The wavelength of red light is about 7x10^-7m. The frequency of the red light reflected from a metal surface and the frequency of the vibrating electron that products it are the same. What is this frequency?
It goes 7x10^-7m at 3*10^8 m/s in one period so the period = 7*10^-7/3*10^8 and the frequency is one over the period.
4X10^15
To find the frequency of the vibrating electron that produces red light of wavelength 7x10^-7m, we can use the wave equation:
v = λf
Where:
v = speed of light (approximately 3x10^8 m/s)

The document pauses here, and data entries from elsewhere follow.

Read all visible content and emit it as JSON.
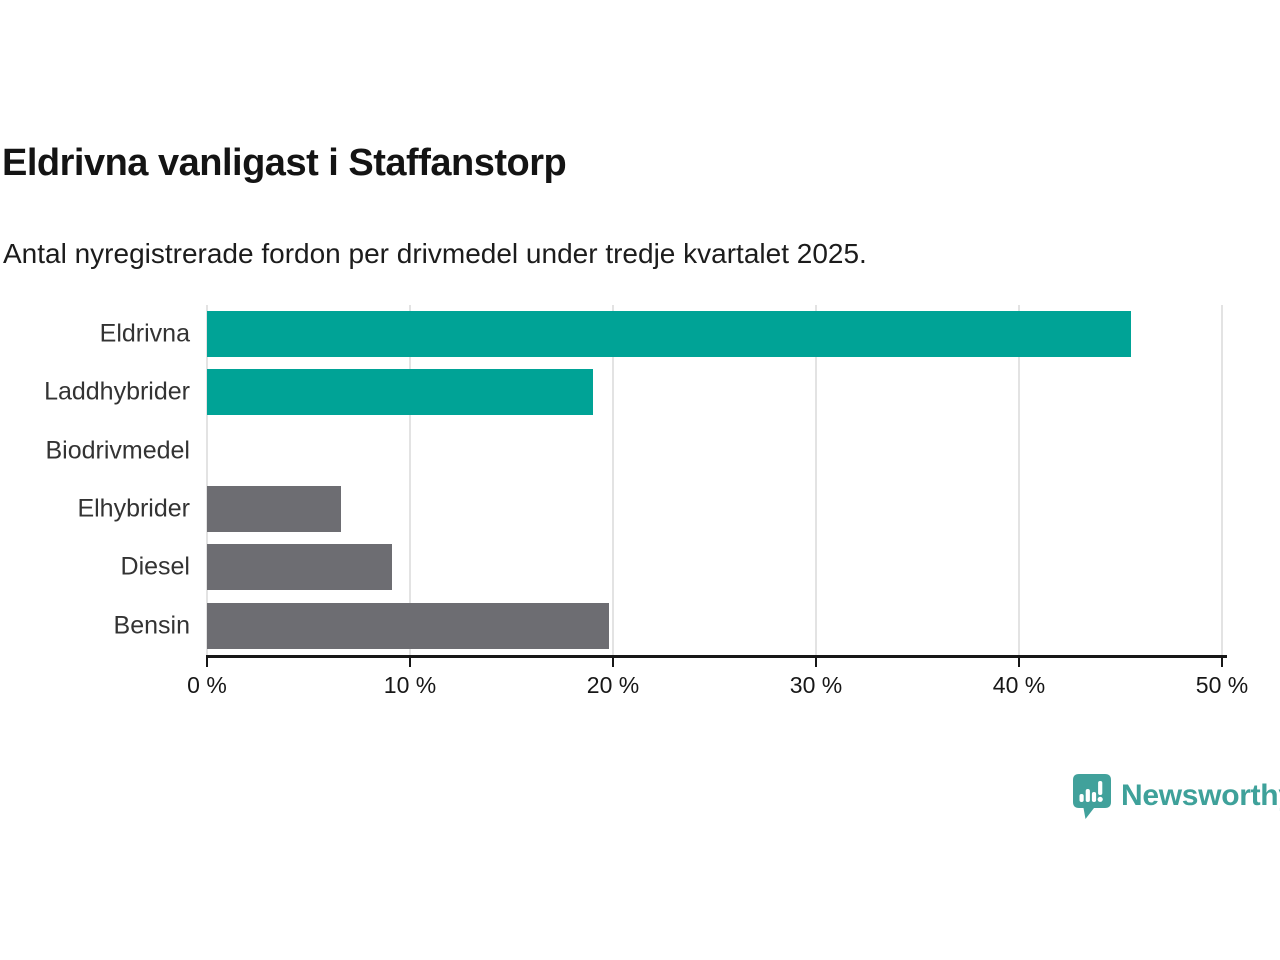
{
  "chart_data": {
    "type": "bar",
    "orientation": "horizontal",
    "title": "Eldrivna vanligast i Staffanstorp",
    "subtitle": "Antal nyregistrerade fordon per drivmedel under tredje kvartalet 2025.",
    "categories": [
      "Eldrivna",
      "Laddhybrider",
      "Biodrivmedel",
      "Elhybrider",
      "Diesel",
      "Bensin"
    ],
    "values": [
      45.5,
      19.0,
      0,
      6.6,
      9.1,
      19.8
    ],
    "unit": "%",
    "xlim": [
      0,
      50
    ],
    "x_ticks": [
      0,
      10,
      20,
      30,
      40,
      50
    ],
    "x_tick_labels": [
      "0 %",
      "10 %",
      "20 %",
      "30 %",
      "40 %",
      "50 %"
    ],
    "bar_colors": [
      "#00a396",
      "#00a396",
      null,
      "#6d6d72",
      "#6d6d72",
      "#6d6d72"
    ],
    "grid": true,
    "legend": false,
    "colors": {
      "highlight": "#00a396",
      "neutral": "#6d6d72",
      "gridline": "#e3e3e3",
      "axis": "#171717",
      "title_text": "#141414",
      "label_text": "#333333"
    }
  },
  "branding": {
    "logo_text": "Newsworthy",
    "logo_icon": "newsworthy-bar-chart-bubble-icon",
    "logo_color": "#3ea19a"
  }
}
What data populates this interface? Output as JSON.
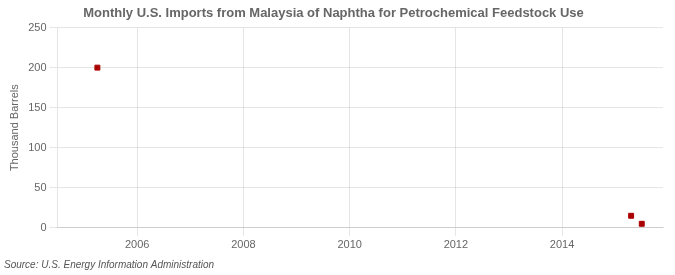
{
  "chart_data": {
    "type": "scatter",
    "title": "Monthly U.S. Imports from Malaysia of Naphtha for Petrochemical Feedstock Use",
    "ylabel": "Thousand Barrels",
    "annotations": [
      "Source: U.S. Energy Information Administration"
    ],
    "x": [
      2005.25,
      2015.3,
      2015.5
    ],
    "values": [
      200,
      15,
      5
    ],
    "color": "#aa0000",
    "marker": "square",
    "xlim": [
      2004.5,
      2015.9
    ],
    "ylim": [
      0,
      250
    ],
    "xticks": [
      2006,
      2008,
      2010,
      2012,
      2014
    ],
    "yticks": [
      0,
      50,
      100,
      150,
      200,
      250
    ],
    "grid": true
  }
}
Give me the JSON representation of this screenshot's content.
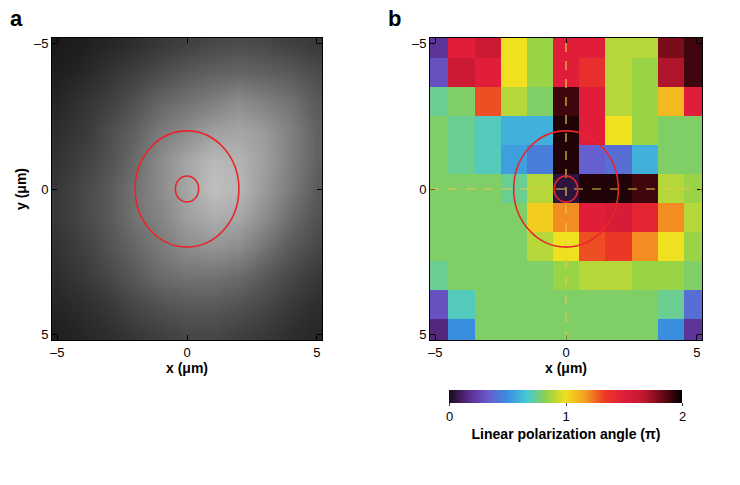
{
  "chart_data": [
    {
      "type": "heatmap",
      "panel": "a",
      "x": [
        -5,
        -4,
        -3,
        -2,
        -1,
        0,
        1,
        2,
        3,
        4,
        5
      ],
      "y": [
        -5,
        -4,
        -3,
        -2,
        -1,
        0,
        1,
        2,
        3,
        4,
        5
      ],
      "z": [
        [
          0.1,
          0.12,
          0.15,
          0.18,
          0.22,
          0.25,
          0.28,
          0.3,
          0.28,
          0.25,
          0.22
        ],
        [
          0.12,
          0.15,
          0.2,
          0.25,
          0.3,
          0.35,
          0.38,
          0.4,
          0.38,
          0.35,
          0.3
        ],
        [
          0.15,
          0.2,
          0.25,
          0.32,
          0.4,
          0.45,
          0.5,
          0.55,
          0.5,
          0.45,
          0.35
        ],
        [
          0.18,
          0.22,
          0.3,
          0.38,
          0.48,
          0.55,
          0.62,
          0.65,
          0.6,
          0.5,
          0.38
        ],
        [
          0.2,
          0.25,
          0.32,
          0.42,
          0.55,
          0.65,
          0.72,
          0.7,
          0.62,
          0.5,
          0.38
        ],
        [
          0.22,
          0.28,
          0.35,
          0.45,
          0.55,
          0.65,
          0.75,
          0.72,
          0.6,
          0.48,
          0.35
        ],
        [
          0.22,
          0.28,
          0.35,
          0.45,
          0.52,
          0.62,
          0.68,
          0.65,
          0.55,
          0.42,
          0.32
        ],
        [
          0.2,
          0.25,
          0.32,
          0.4,
          0.48,
          0.55,
          0.58,
          0.55,
          0.45,
          0.35,
          0.28
        ],
        [
          0.18,
          0.22,
          0.28,
          0.35,
          0.42,
          0.45,
          0.45,
          0.42,
          0.35,
          0.28,
          0.22
        ],
        [
          0.15,
          0.18,
          0.22,
          0.28,
          0.32,
          0.35,
          0.35,
          0.32,
          0.28,
          0.22,
          0.18
        ],
        [
          0.12,
          0.15,
          0.18,
          0.22,
          0.25,
          0.28,
          0.28,
          0.25,
          0.22,
          0.18,
          0.15
        ]
      ],
      "colors": [
        "#000000",
        "#ffffff"
      ],
      "z_range": [
        0,
        1
      ],
      "xlim": [
        -5.2,
        5.2
      ],
      "ylim": [
        5.2,
        -5.2
      ],
      "xticks": [
        {
          "value": -5,
          "label": "–5"
        },
        0,
        5
      ],
      "yticks": [
        {
          "value": -5,
          "label": "–5"
        },
        0,
        5
      ],
      "xlabel": "x (μm)",
      "ylabel": "y (μm)",
      "circles": [
        {
          "x": 0,
          "y": 0,
          "r": 0.45
        },
        {
          "x": 0,
          "y": 0,
          "r": 2
        }
      ],
      "color": "#e8262a"
    },
    {
      "type": "heatmap",
      "panel": "b",
      "x": [
        -5,
        -4,
        -3,
        -2,
        -1,
        0,
        1,
        2,
        3,
        4,
        5
      ],
      "y": [
        -5,
        -4,
        -3,
        -2,
        -1,
        0,
        1,
        2,
        3,
        4,
        5
      ],
      "z": [
        [
          0.2,
          1.5,
          1.6,
          1.0,
          0.85,
          1.5,
          1.5,
          0.9,
          0.9,
          1.8,
          1.9
        ],
        [
          0.3,
          1.6,
          1.5,
          1.0,
          0.85,
          1.5,
          1.4,
          0.9,
          0.85,
          1.7,
          1.9
        ],
        [
          0.75,
          0.8,
          1.3,
          0.9,
          0.8,
          1.9,
          1.5,
          0.9,
          0.85,
          1.1,
          1.5
        ],
        [
          0.8,
          0.75,
          0.7,
          0.6,
          0.6,
          1.95,
          1.5,
          1.0,
          0.85,
          0.8,
          0.8
        ],
        [
          0.8,
          0.75,
          0.7,
          0.55,
          0.45,
          1.95,
          0.35,
          0.4,
          0.6,
          0.8,
          0.8
        ],
        [
          0.8,
          0.8,
          0.8,
          0.75,
          0.9,
          0.05,
          1.95,
          1.95,
          1.9,
          0.9,
          0.85
        ],
        [
          0.8,
          0.8,
          0.8,
          0.8,
          1.05,
          1.2,
          1.5,
          1.55,
          1.45,
          1.2,
          0.9
        ],
        [
          0.8,
          0.8,
          0.8,
          0.8,
          0.9,
          1.0,
          1.3,
          1.35,
          1.2,
          1.0,
          0.85
        ],
        [
          0.75,
          0.8,
          0.8,
          0.8,
          0.8,
          0.85,
          0.9,
          0.9,
          0.85,
          0.85,
          0.8
        ],
        [
          0.3,
          0.7,
          0.8,
          0.8,
          0.8,
          0.8,
          0.8,
          0.8,
          0.8,
          0.75,
          0.4
        ],
        [
          0.15,
          0.5,
          0.8,
          0.8,
          0.8,
          0.8,
          0.8,
          0.8,
          0.8,
          0.5,
          0.2
        ]
      ],
      "colors": [
        "#1a0a1e",
        "#5a2a8a",
        "#6a5acd",
        "#3a8ee0",
        "#45c8d8",
        "#8fd14a",
        "#f0e020",
        "#f5a020",
        "#ec3a24",
        "#e01e3a",
        "#c01830",
        "#6a0a16",
        "#000000"
      ],
      "xlim": [
        -5.2,
        5.2
      ],
      "ylim": [
        5.2,
        -5.2
      ],
      "xticks": [
        {
          "value": -5,
          "label": "–5"
        },
        0,
        5
      ],
      "yticks": [
        {
          "value": -5,
          "label": "–5"
        },
        0,
        5
      ],
      "xlabel": "x (μm)",
      "circles": [
        {
          "x": 0,
          "y": 0,
          "r": 0.45
        },
        {
          "x": 0,
          "y": 0,
          "r": 2
        }
      ],
      "color": "#e8262a",
      "guides": {
        "x": 0,
        "y": 0
      },
      "colorbar": {
        "title": "Linear polarization angle (π)",
        "range": [
          0,
          2
        ],
        "ticks": [
          0,
          1,
          2
        ]
      }
    }
  ]
}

λ = wavelength of the light
f = frequency of the light
Rearranging the equation to solve for frequency, we have:
f = v/λ
Plugging in the given values:
f = (3 x 10^8 m/s) / (7 x 10^-7 m)
Simplifying the expression:
f = (3 x 10^8)/(7 x 10^-7)
To divide the numbers written in scientific notation, we subtract the exponents:
f = 3 x 10^(8+7) / 7
f = 3 x 10^15 / 7
Finally, calculating the frequency gives us:
f ≈ 4.2857 x 10^14 Hz
Therefore, the frequency of the vibrating electron that produces red light is approximately 4.2857 x 10^14 Hz.
To find the frequency of the red light reflected from a metal surface, we can use the equation relating frequency, speed, and wavelength:
Frequency (f) = Speed (v) ÷ Wavelength (λ)
Given that the wavelength of red light is 7x10^-7m, we can plug this value into the equation:
f = v ÷ 7x10^-7
However, we need to know the speed of light (v) to determine the frequency. The speed of light in a vacuum is approximately 3x10^8 meters per second (m/s).
Substituting this value for the speed of light, we have:
f = (3x10^8) ÷ 7x10^-7
To simplify the calculation, we can rewrite 7x10^-7 as 7x10^7 in the denominator:
f = (3x10^8) ÷ (7x10^7)
Now, let's divide the numerator and denominator separately:
f = 3 ÷ 7 = 0.4286
Since the question asks for the frequency of the vibrating electron, we need to be aware that the frequency of the reflected light is the same as the frequency of the vibrating electron. Therefore, the frequency is approximately 0.4286 1/s (per second).